Napisałam tej pani, że najwyżej, co mogę zrobić, to napisać, po tym, jak poczytam o produktach, że to i to jest ciekawą propozycją, że ten produkt może być przydatny, etc. W takiej luźniejszej formie, bez ochów i achów z przekazem "jak nie będziesz tego miała, to będziesz wyrodną matką i twoje dziecko będzie smutne". Po znajomości jeszcze.

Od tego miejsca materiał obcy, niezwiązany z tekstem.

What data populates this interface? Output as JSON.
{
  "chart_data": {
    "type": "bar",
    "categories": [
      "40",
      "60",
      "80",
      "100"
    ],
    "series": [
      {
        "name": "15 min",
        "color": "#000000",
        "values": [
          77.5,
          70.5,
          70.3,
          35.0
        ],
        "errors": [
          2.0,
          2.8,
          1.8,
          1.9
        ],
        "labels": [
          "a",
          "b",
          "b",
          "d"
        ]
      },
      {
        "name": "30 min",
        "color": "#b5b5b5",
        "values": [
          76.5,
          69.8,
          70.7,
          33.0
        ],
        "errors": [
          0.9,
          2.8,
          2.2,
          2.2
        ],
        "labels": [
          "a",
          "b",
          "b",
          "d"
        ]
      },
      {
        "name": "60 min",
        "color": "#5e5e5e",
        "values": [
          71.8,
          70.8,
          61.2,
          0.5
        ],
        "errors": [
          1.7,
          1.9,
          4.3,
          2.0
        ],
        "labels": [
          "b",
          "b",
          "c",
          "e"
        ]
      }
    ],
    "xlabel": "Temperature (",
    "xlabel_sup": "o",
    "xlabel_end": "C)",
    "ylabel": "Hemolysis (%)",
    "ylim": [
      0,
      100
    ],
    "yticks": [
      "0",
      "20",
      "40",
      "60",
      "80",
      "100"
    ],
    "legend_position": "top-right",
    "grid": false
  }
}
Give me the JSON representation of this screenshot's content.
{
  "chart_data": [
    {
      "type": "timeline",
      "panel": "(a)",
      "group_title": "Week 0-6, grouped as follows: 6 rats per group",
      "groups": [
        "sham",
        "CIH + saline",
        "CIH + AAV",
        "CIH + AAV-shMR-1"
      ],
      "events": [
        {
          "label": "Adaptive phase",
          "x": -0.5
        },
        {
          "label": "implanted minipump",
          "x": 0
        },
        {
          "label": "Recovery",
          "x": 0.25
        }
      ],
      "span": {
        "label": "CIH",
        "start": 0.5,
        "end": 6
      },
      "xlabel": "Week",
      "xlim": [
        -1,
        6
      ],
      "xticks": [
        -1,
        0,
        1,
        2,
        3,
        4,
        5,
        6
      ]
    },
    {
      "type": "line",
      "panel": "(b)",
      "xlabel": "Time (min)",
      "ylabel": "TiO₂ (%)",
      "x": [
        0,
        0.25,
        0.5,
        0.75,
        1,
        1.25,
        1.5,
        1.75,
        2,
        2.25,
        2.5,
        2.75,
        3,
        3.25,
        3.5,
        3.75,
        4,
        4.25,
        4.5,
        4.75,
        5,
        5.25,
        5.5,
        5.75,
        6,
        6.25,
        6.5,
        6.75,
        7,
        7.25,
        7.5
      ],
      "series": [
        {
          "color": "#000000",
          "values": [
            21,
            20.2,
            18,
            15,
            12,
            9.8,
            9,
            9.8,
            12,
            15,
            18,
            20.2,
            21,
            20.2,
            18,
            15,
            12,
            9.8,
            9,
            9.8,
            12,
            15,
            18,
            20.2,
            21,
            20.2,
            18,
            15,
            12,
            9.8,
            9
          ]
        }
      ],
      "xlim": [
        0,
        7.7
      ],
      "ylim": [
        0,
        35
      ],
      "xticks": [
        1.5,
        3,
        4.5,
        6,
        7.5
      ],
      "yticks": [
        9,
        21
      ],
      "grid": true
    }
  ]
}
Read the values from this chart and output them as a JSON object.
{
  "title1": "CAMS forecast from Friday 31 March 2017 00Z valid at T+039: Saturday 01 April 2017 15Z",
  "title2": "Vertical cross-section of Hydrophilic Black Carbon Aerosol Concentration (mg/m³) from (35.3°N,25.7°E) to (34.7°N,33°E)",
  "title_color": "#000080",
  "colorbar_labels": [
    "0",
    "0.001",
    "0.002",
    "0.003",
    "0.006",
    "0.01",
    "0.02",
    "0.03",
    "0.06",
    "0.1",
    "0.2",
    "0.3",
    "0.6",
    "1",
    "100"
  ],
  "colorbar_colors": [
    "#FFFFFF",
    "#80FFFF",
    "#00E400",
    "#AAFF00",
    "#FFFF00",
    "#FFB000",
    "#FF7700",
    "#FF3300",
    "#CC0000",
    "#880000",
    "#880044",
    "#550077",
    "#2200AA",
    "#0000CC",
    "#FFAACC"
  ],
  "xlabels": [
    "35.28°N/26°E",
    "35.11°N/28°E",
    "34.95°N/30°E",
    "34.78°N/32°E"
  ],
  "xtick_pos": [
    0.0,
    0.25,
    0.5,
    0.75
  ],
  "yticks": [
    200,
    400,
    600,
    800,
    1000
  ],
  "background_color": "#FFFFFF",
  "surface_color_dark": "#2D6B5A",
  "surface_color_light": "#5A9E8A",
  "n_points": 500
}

Pani pokręciła nosem, no bo jak to tak, ale zgodziła się.
Ja poczytałam, pooglądałam w sieci, poczytałam opinie innych i napisałam, co sądzę. Czyli: to jest fajny gadżet, to ułatwia pracę, a to jest ciekawa propozycja, z której może skorzystać każda mama alergika.

Tekst dałam, krótkie to było, ale w miłym tonie, nawet zapomniałam potem spojrzeć, co babka z tym zrobiła.
Po jakimś czasie zajrzałam na stronę i miałam zdziwko, bo tak: tekst mój, w widocznym miejscu na stronie, ale ktoś coś dopisał. Dużo dopisał. Czyli np. jeśli napisałam "warto mieć to urządzenie w pokoju niemowlaka, bo oszczędza to czas przygotowania", ktoś dopisał "... a jeśli tego nie będziesz mieć, twoje dziecko nie będzie szczęśliwe". Na moje: "elektroniczna zabawka, która od najmłodszych lat będzie rozwijać w twoim dziecku....", dopisane "... bez niej twoje dziecko nie będzie rozwijać się prawidłowo". I cała masa dopisków.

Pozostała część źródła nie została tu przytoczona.